While redemption is hardly an unfamiliar plot, what audiences might not expect is that there’s more than just one storyline. Just as Percy finds a second chance at a life outside of prison, the town of Gilead gets another chance at hope after a tragedy that happened many years ago.

Bufalini said she did plenty of research on prison life and solitary confinement in order to “nail” what’s going on mentally for her character. She didn’t want to get stuck playing a wounded or a dark person — rather, she aimed to keep Percy’s intentions front and center.

“It was a big undertaking because her story is so dark. But she brings so much light to this community that I had to work on not getting stuck in the darkness of her past,” said Bufalini. “I still needed to be able to bring that to the storyline — just not get trapped in it.”

Audience members will find themselves relying on suspension of disbelief from time to time because of the production’s simplistic nature. For example, at one point during the musical, blue lights can symbolize the fact that a scene takes place outside, while orange or red lights can symbolize an interior scene.

But the production hinges itself on the story of the small town and the development of its characters.

In the story, Percy starts working at The Spitfire Grill, which is owned by an old woman named Hannah. When Hannah gets injured, Percy and a local named Shelby, played by Kelsey Roberts, are tasked with helping out at the grill as Hannah makes her recovery.
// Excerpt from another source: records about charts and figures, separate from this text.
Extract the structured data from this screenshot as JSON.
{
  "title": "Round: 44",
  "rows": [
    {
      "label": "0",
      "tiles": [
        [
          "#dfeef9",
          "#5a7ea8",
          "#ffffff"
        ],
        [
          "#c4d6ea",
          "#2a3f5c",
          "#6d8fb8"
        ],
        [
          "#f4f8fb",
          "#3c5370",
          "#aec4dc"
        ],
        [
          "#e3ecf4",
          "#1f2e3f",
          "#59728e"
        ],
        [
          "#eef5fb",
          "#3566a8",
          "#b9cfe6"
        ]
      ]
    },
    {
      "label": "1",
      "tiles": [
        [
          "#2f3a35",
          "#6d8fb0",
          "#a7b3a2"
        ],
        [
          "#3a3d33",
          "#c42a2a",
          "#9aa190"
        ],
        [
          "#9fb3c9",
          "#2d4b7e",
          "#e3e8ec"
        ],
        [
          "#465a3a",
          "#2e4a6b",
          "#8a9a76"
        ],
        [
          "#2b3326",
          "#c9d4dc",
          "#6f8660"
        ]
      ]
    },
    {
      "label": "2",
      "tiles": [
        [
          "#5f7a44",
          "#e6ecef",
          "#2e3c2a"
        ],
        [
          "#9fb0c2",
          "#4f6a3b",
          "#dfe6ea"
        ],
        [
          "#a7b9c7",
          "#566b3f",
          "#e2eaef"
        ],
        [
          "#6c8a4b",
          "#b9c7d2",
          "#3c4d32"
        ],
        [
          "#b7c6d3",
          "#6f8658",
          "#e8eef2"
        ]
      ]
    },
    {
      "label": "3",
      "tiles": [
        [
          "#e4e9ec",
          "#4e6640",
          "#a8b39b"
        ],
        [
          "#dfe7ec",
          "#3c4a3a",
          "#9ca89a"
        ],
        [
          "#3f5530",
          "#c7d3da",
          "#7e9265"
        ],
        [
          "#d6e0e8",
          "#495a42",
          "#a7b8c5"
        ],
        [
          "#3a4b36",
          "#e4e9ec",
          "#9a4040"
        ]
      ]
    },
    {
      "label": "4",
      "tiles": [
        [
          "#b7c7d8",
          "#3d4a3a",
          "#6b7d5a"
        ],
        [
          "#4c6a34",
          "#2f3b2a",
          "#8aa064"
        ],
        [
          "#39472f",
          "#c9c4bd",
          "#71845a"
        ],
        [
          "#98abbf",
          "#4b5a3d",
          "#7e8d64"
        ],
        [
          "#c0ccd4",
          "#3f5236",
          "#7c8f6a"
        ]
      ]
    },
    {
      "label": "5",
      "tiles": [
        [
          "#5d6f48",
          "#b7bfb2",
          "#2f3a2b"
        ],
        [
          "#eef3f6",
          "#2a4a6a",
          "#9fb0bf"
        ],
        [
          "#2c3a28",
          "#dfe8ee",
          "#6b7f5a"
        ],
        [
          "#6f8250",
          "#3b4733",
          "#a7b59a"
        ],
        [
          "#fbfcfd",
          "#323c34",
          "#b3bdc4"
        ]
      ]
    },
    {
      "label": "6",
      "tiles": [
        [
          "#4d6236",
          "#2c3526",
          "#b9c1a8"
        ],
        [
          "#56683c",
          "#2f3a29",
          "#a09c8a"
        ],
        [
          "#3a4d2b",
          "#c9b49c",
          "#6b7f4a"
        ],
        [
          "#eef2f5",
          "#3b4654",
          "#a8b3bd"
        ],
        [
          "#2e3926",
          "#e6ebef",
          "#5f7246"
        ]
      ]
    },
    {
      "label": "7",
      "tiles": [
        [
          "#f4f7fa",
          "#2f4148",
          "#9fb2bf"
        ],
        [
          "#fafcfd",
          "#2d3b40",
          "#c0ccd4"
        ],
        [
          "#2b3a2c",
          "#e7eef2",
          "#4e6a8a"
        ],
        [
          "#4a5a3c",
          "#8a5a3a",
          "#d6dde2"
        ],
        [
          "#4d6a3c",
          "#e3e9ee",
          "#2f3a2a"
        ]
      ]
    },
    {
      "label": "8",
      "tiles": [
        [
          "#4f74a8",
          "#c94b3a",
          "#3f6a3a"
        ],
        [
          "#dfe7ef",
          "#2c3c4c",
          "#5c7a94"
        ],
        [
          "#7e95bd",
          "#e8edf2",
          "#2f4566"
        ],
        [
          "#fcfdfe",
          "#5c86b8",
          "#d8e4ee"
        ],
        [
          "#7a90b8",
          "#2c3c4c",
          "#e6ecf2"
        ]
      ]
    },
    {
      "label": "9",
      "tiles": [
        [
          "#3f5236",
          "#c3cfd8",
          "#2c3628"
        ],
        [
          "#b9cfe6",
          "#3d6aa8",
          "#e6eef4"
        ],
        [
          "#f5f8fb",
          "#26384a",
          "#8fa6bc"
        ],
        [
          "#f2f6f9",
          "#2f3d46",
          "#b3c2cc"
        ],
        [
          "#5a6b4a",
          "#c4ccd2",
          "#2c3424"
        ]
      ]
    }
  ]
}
Roberts, a junior musical theater major, said she finds Shelby to be a shy and tentative character.
“She always wants people to be comfortable and everything to be even keel, no drama,” said Roberts. “So I think Percy shows her what it’s like to not be OK and to stand up for yourself … Shelby would never have stood up for anything had she not seen how Percy lives and the kind of things that Percy has faced.”

Roberts also said she loved playing Shelby from the very beginning because of her development. Early in the show, audience members see Shelby dealing with a controlling husband and unable to voice her thoughts.

But Roberts said a costume change in Act Two, where she wears pants instead of a skirt, symbolizes Shelby’s increased confidence and growth as a person.

“My favorite message from the show is just finding yourself … and saying, ‘I don’t have to keep beating myself up for things that happened in my past,’” Roberts said. “It’s all about becoming OK with who you are and growing from that.”